Subsequently, BGI Consulting developed and implemented separate, more dispersed versions of the HERMIN / HERLIT model and used them to carry out  assessments at the request of the Ministries of Finance, Transport, Agriculture and Foreign Affairs of the Republic of Lithuania.
HERMIN Model System for Baltic Countries
In the long run, HERMIN's regional modeling systems have been developed and refined. The most recent exercise commissioned by the European Commission on the modeling HERMIN model was the assessment of r expected esults of Cohesion Policy in Estonia, Lithuania and Latvia for 2014-2020 (carried out at the request of the European Commission's Directorate-General for Regional and Urban Policy through Sweco International AB). During this assessment, BGI Consulting, together with the developer of HERMIN modeling system, EC expert, dr. John Bradley has developed and used the modeling system for the economies of the three Baltic States.
According to the results of the modeling, the largest return on investment of EU funds between 2014 and 2020 is expected in Estonia, in which, over a period of 18 years, the benefit generated by the investment is 2.51 times higher than the investment itself. Lithuania is expected to recieve a return of 2.33 times.
Modelling of Thematical Indicators
HERMIN / HERLIT model can be supplemented by satellite equations that allow us to model the impact of monitoring indicators when economic logic allows these indicators to be linked to the HERMIN / HERLIT system.
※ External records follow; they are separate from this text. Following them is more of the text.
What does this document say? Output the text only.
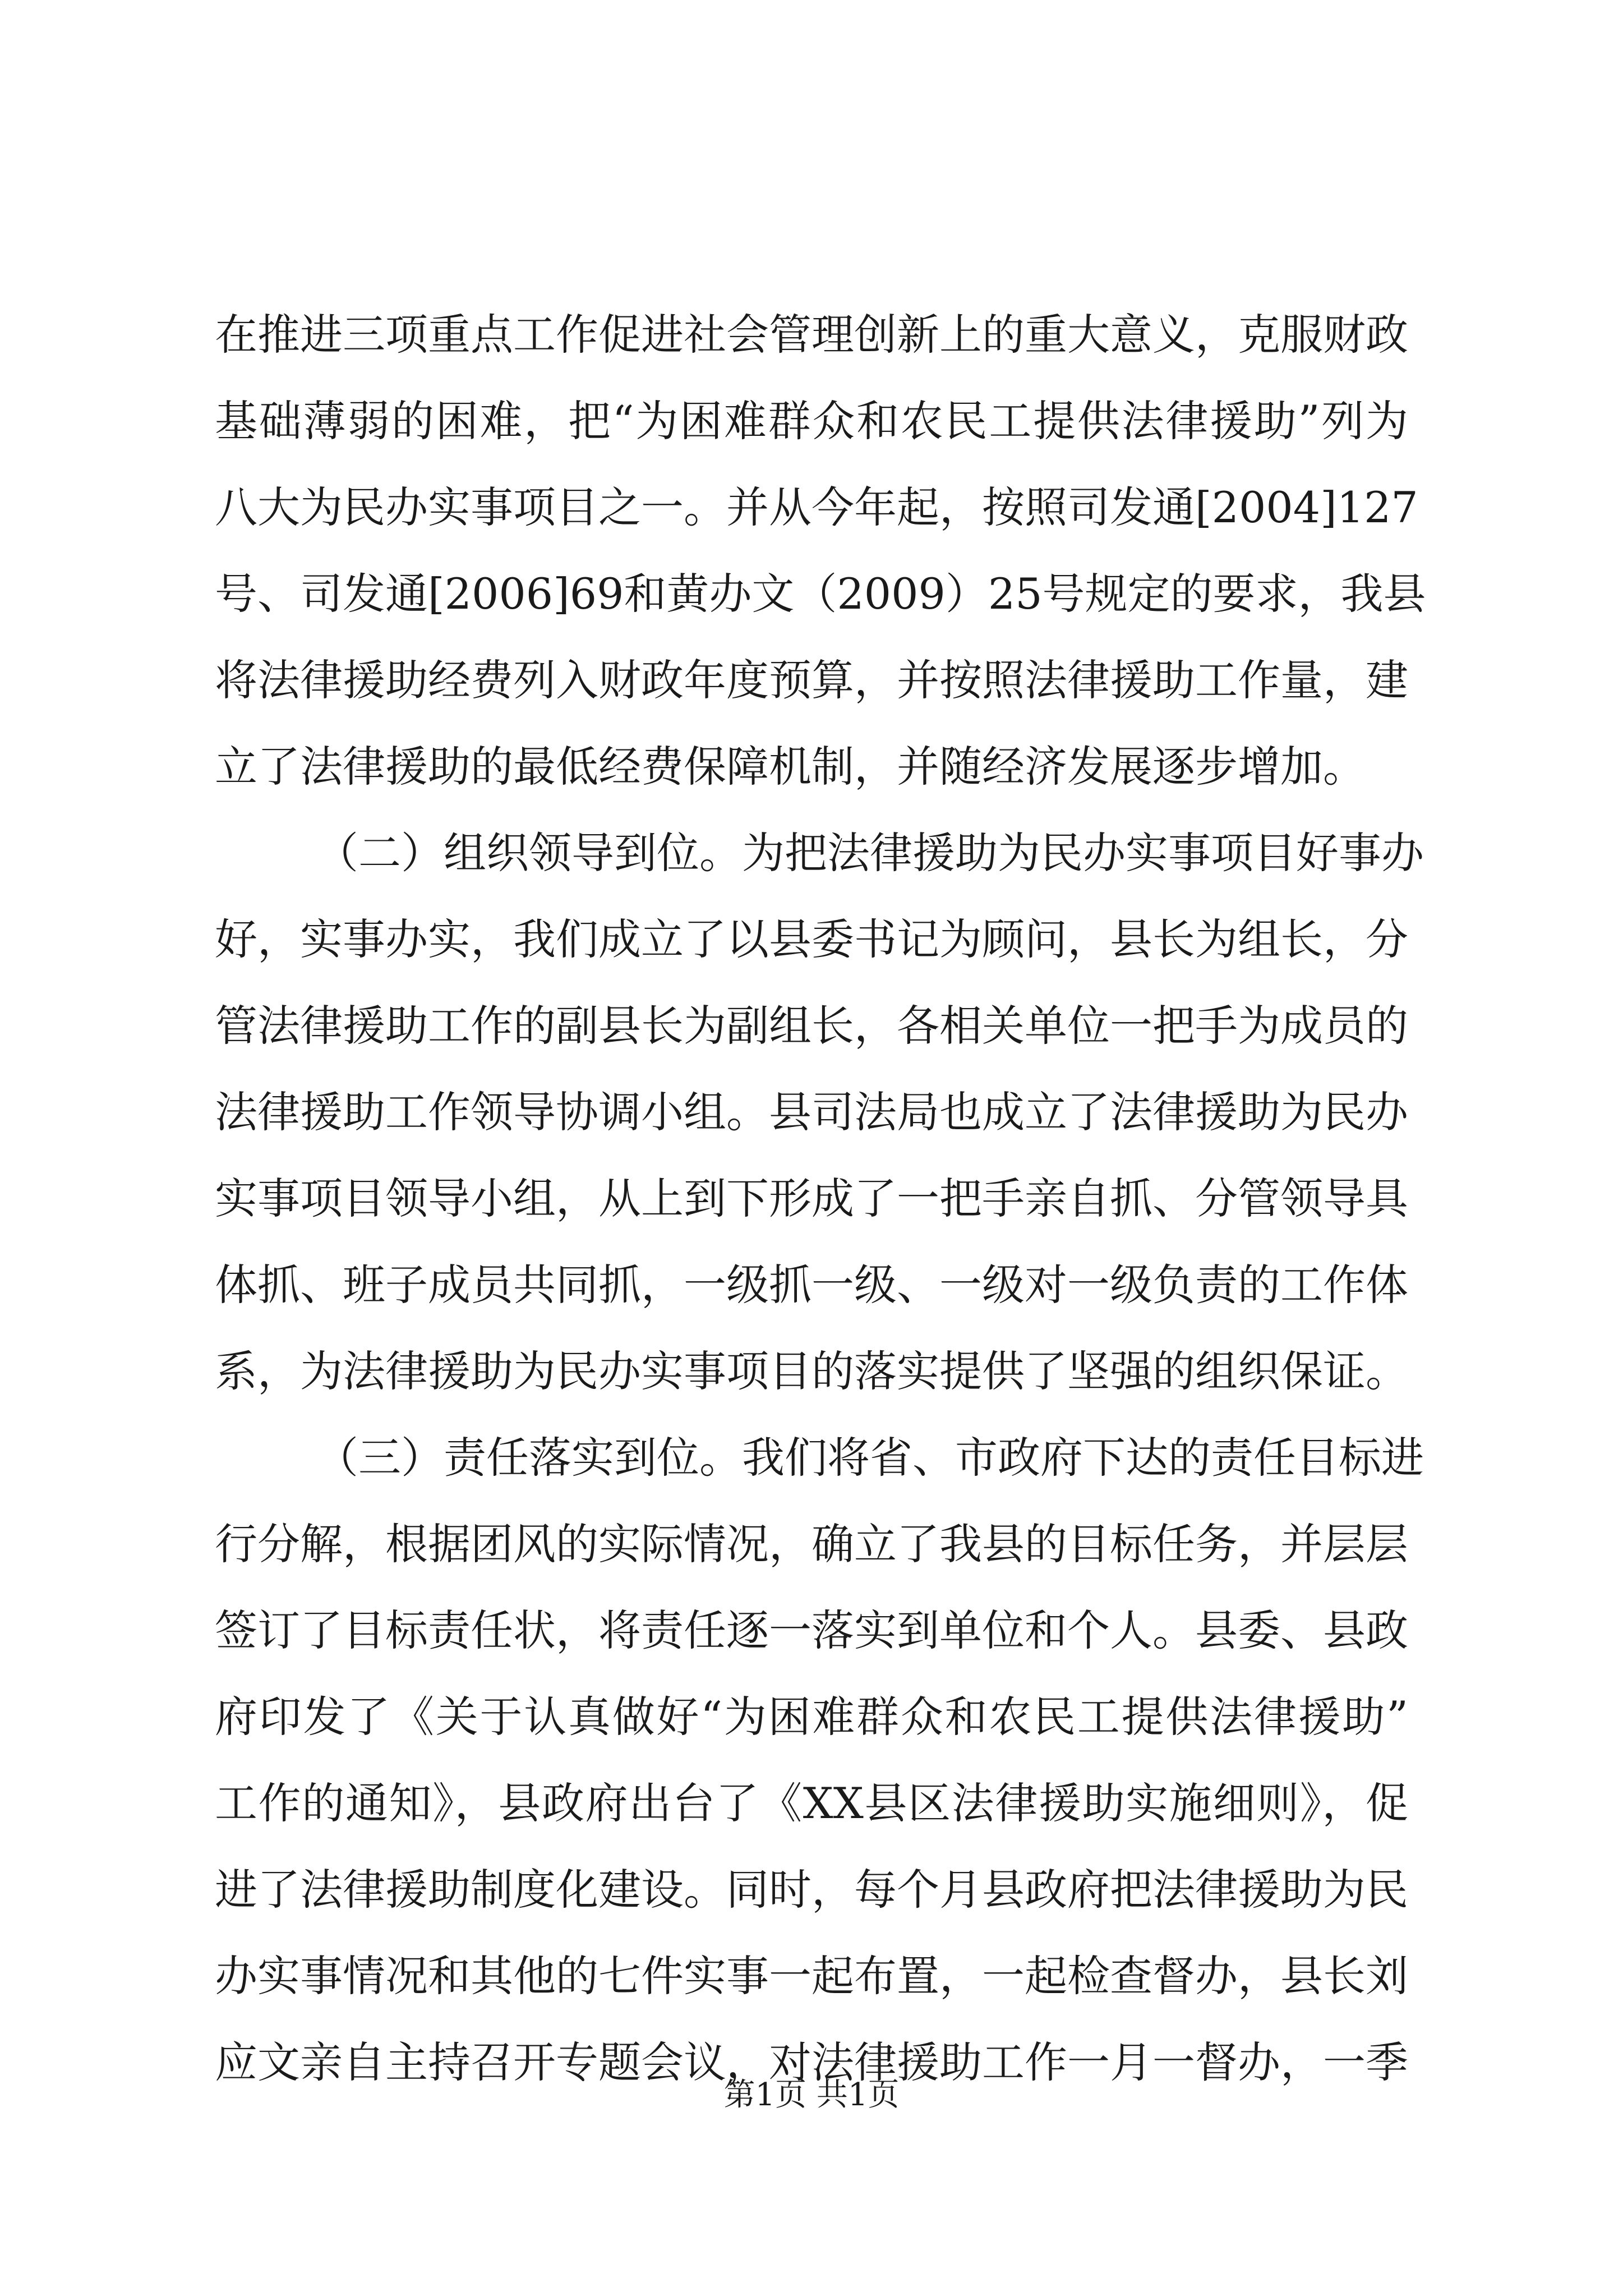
在推进三项重点工作促进社会管理创新上的重大意义，克服财政
基础薄弱的困难，把“为困难群众和农民工提供法律援助”列为
八大为民办实事项目之一。并从今年起，按照司发通[2004]127
号、司发通[2006]69和黄办文（2009）25号规定的要求，我县
将法律援助经费列入财政年度预算，并按照法律援助工作量，建
立了法律援助的最低经费保障机制，并随经济发展逐步增加。
（二）组织领导到位。为把法律援助为民办实事项目好事办
好，实事办实，我们成立了以县委书记为顾问，县长为组长，分
管法律援助工作的副县长为副组长，各相关单位一把手为成员的
法律援助工作领导协调小组。县司法局也成立了法律援助为民办
实事项目领导小组，从上到下形成了一把手亲自抓、分管领导具
体抓、班子成员共同抓，一级抓一级、一级对一级负责的工作体
系，为法律援助为民办实事项目的落实提供了坚强的组织保证。
（三）责任落实到位。我们将省、市政府下达的责任目标进
行分解，根据团风的实际情况，确立了我县的目标任务，并层层
签订了目标责任状，将责任逐一落实到单位和个人。县委、县政
府印发了《关于认真做好“为困难群众和农民工提供法律援助”
工作的通知》，县政府出台了《XX县区法律援助实施细则》，促
进了法律援助制度化建设。同时，每个月县政府把法律援助为民
办实事情况和其他的七件实事一起布置，一起检查督办，县长刘
应文亲自主持召开专题会议，对法律援助工作一月一督办，一季
第1页 共1页
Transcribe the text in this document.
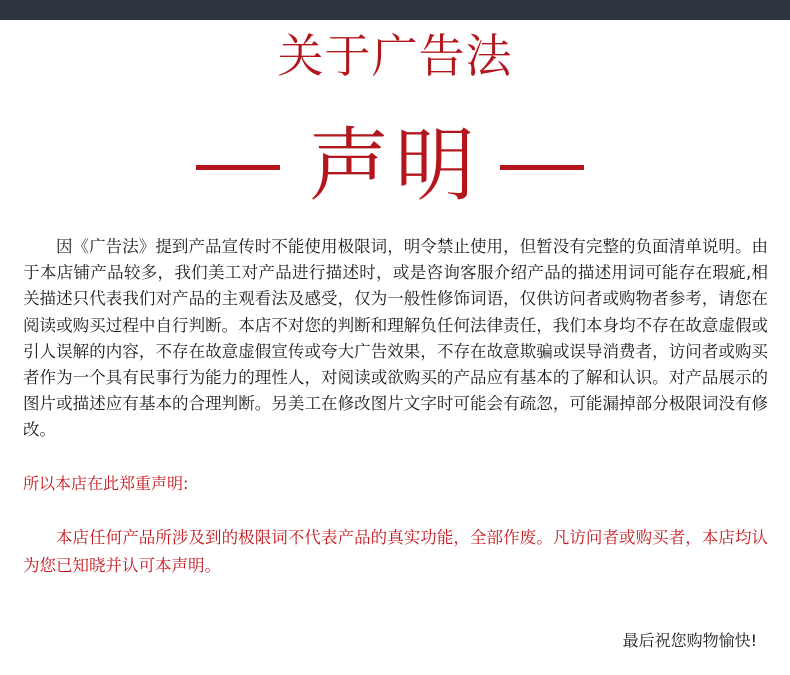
关于广告法
声明

因《广告法》提到产品宣传时不能使用极限词，明令禁止使用，但暂没有完整的负面清单说明。由于本店铺产品较多，我们美工对产品进行描述时，或是咨询客服介绍产品的描述用词可能存在瑕疵,相关描述只代表我们对产品的主观看法及感受，仅为一般性修饰词语，仅供访问者或购物者参考，请您在阅读或购买过程中自行判断。本店不对您的判断和理解负任何法律责任，我们本身均不存在故意虚假或引人误解的内容，不存在故意虚假宣传或夸大广告效果，不存在故意欺骗或误导消费者，访问者或购买者作为一个具有民事行为能力的理性人，对阅读或欲购买的产品应有基本的了解和认识。对产品展示的图片或描述应有基本的合理判断。另美工在修改图片文字时可能会有疏忽，可能漏掉部分极限词没有修改。

所以本店在此郑重声明:

本店任何产品所涉及到的极限词不代表产品的真实功能，全部作废。凡访问者或购买者，本店均认为您已知晓并认可本声明。

最后祝您购物愉快!
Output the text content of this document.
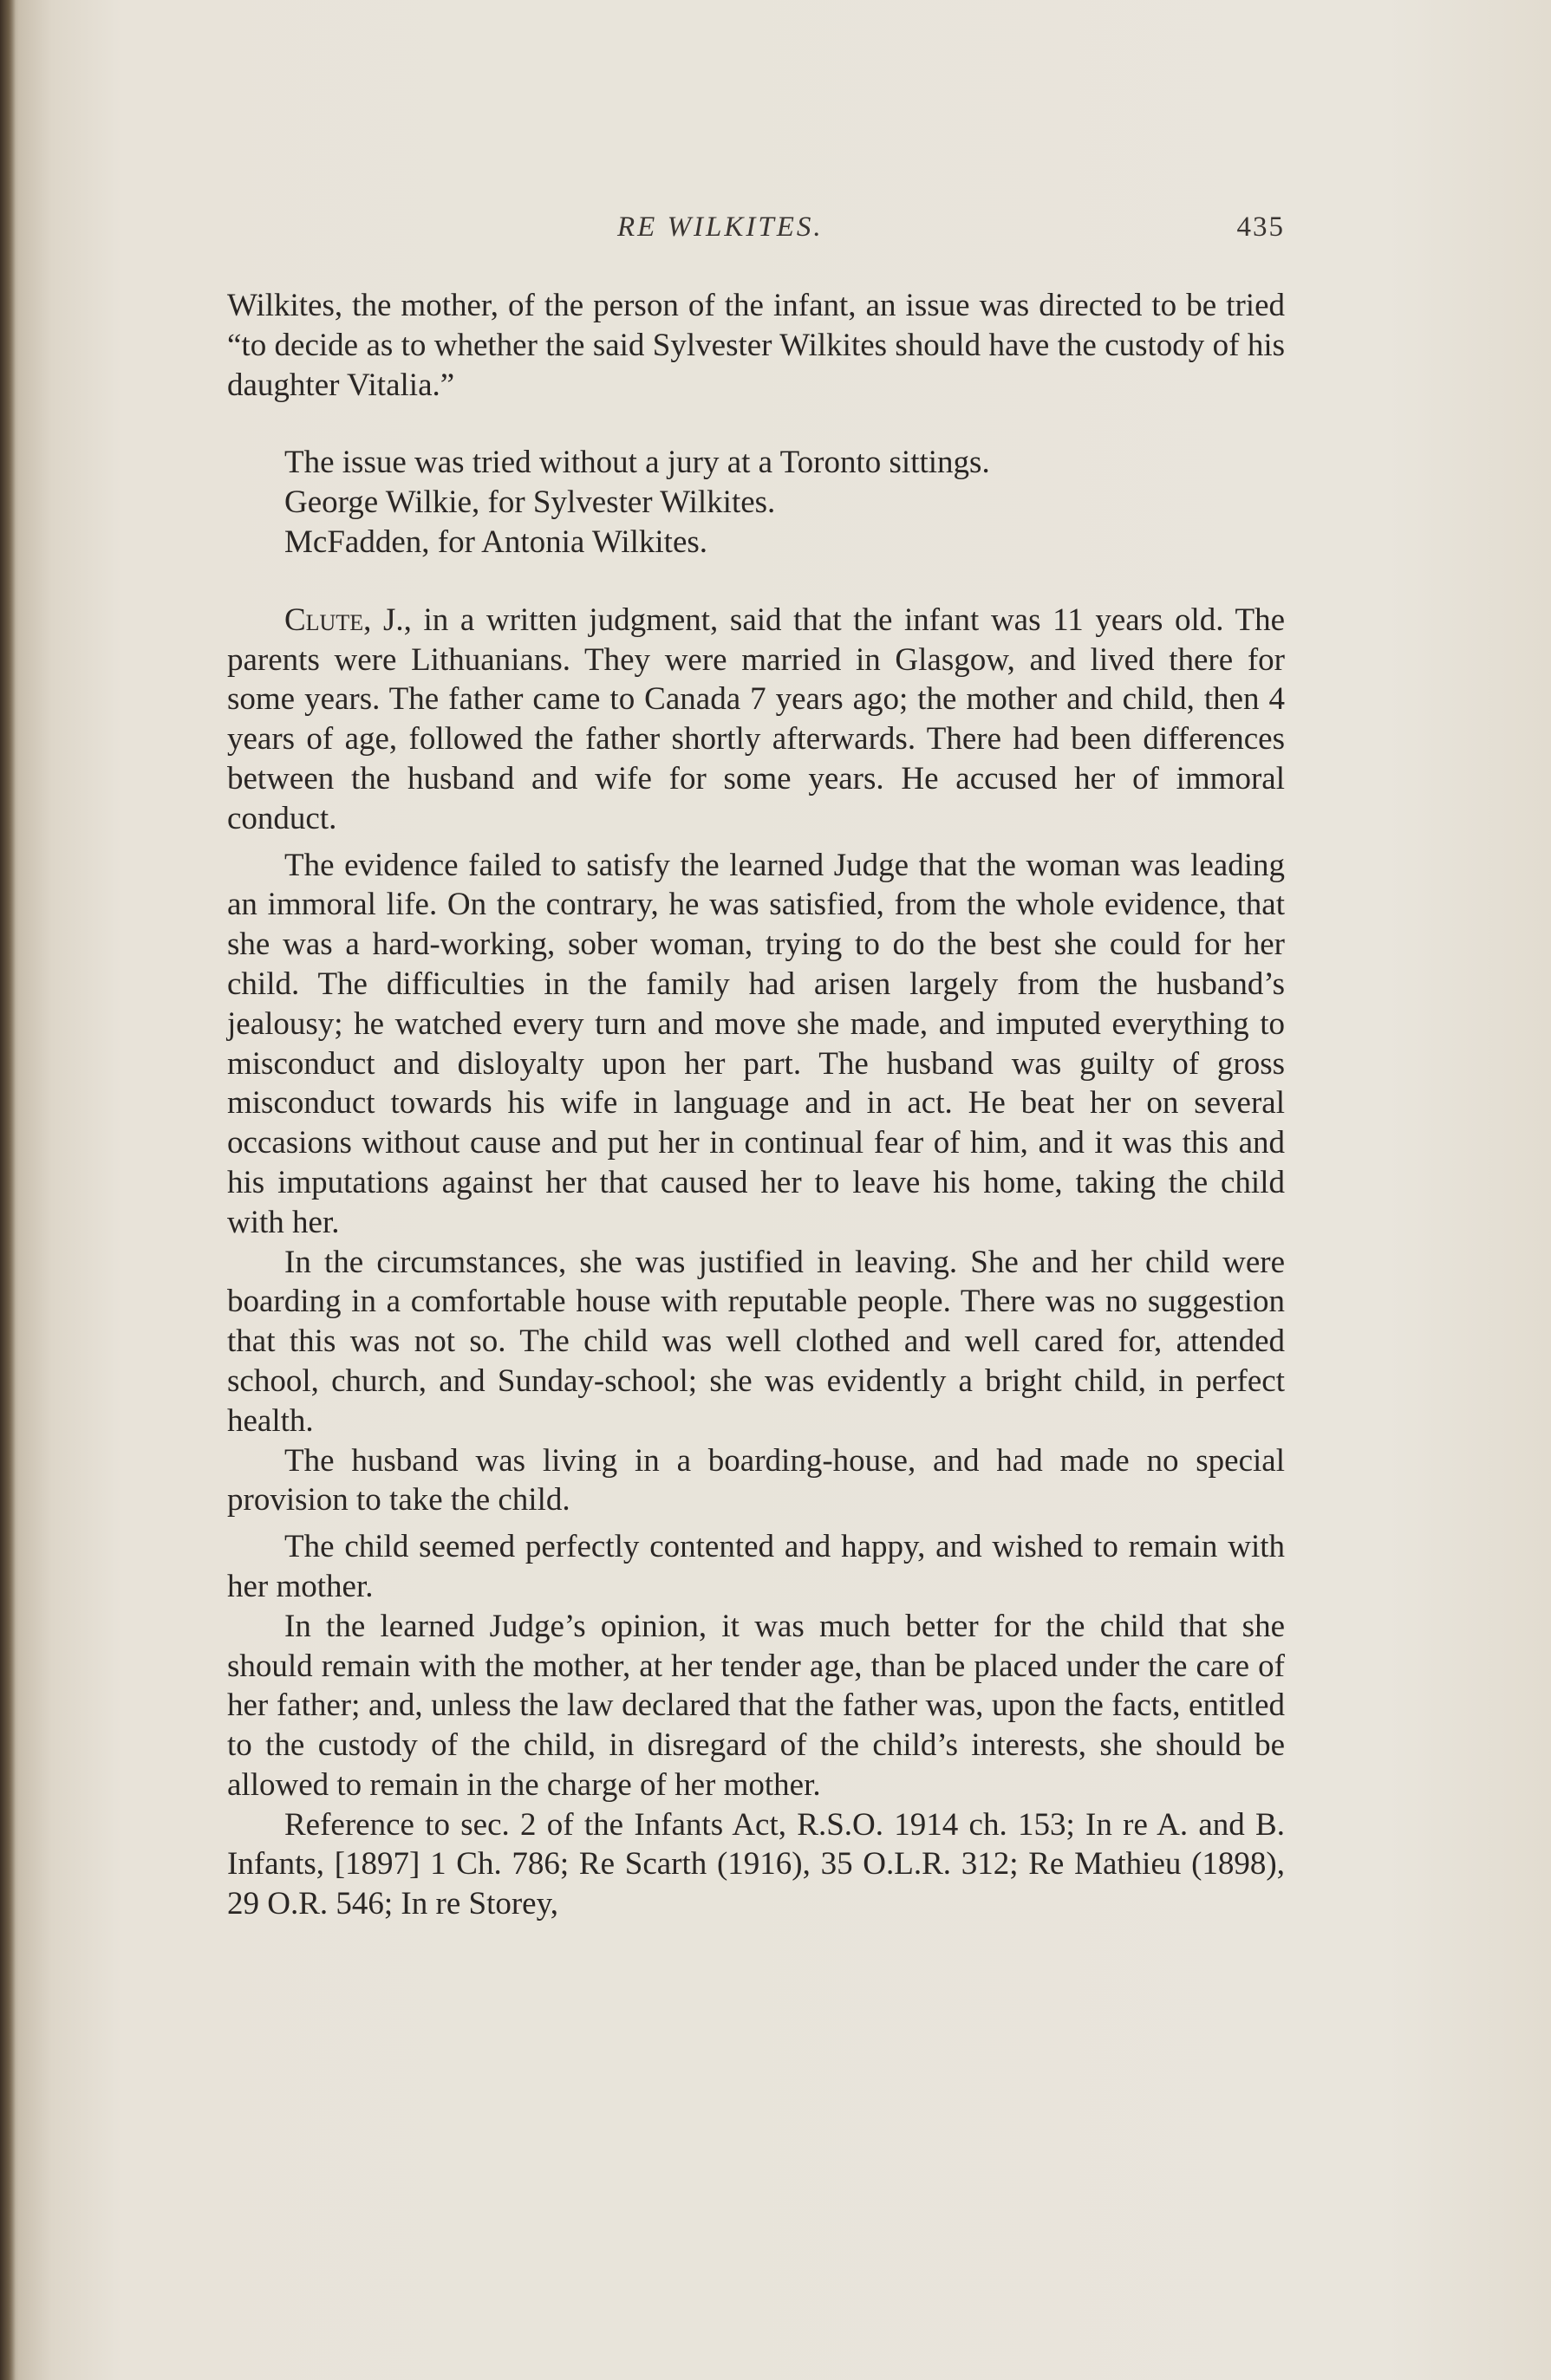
RE WILKITES.	435

Wilkites, the mother, of the person of the infant, an issue was directed to be tried “to decide as to whether the said Sylvester Wilkites should have the custody of his daughter Vitalia.”

The issue was tried without a jury at a Toronto sittings.

George Wilkie, for Sylvester Wilkites.

McFadden, for Antonia Wilkites.

Clute, J., in a written judgment, said that the infant was 11 years old. The parents were Lithuanians. They were married in Glasgow, and lived there for some years. The father came to Canada 7 years ago; the mother and child, then 4 years of age, followed the father shortly afterwards. There had been differences between the husband and wife for some years. He accused her of immoral conduct.

The evidence failed to satisfy the learned Judge that the woman was leading an immoral life. On the contrary, he was satisfied, from the whole evidence, that she was a hard-working, sober woman, trying to do the best she could for her child. The difficulties in the family had arisen largely from the husband’s jealousy; he watched every turn and move she made, and imputed everything to misconduct and disloyalty upon her part. The husband was guilty of gross misconduct towards his wife in language and in act. He beat her on several occasions without cause and put her in continual fear of him, and it was this and his imputations against her that caused her to leave his home, taking the child with her.

In the circumstances, she was justified in leaving. She and her child were boarding in a comfortable house with reputable people. There was no suggestion that this was not so. The child was well clothed and well cared for, attended school, church, and Sunday-school; she was evidently a bright child, in perfect health.

The husband was living in a boarding-house, and had made no special provision to take the child.

The child seemed perfectly contented and happy, and wished to remain with her mother.

In the learned Judge’s opinion, it was much better for the child that she should remain with the mother, at her tender age, than be placed under the care of her father; and, unless the law declared that the father was, upon the facts, entitled to the custody of the child, in disregard of the child’s interests, she should be allowed to remain in the charge of her mother.

Reference to sec. 2 of the Infants Act, R.S.O. 1914 ch. 153; In re A. and B. Infants, [1897] 1 Ch. 786; Re Scarth (1916), 35 O.L.R. 312; Re Mathieu (1898), 29 O.R. 546; In re Storey,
For example, the evaluation carried out at the request of the Ministry of Economy examined the impact on monitoring indicators administered by the Ministry of Economy ( such as tourism, energy, business and business environment, R & D). For example, in order to reflect the situation in the energy field, the following monitoring indicators were modeled:
  • Energy intensity (energy per unit of GDP). The indicator was modeled in conjunction with real GDP per capita and time series.
  • Renewable energy share in total energy consumption. The indicator was tied to real GDP per capita and time series.
 It is equally possible to select and model other indicators reflecting the state of the individual public policy areas.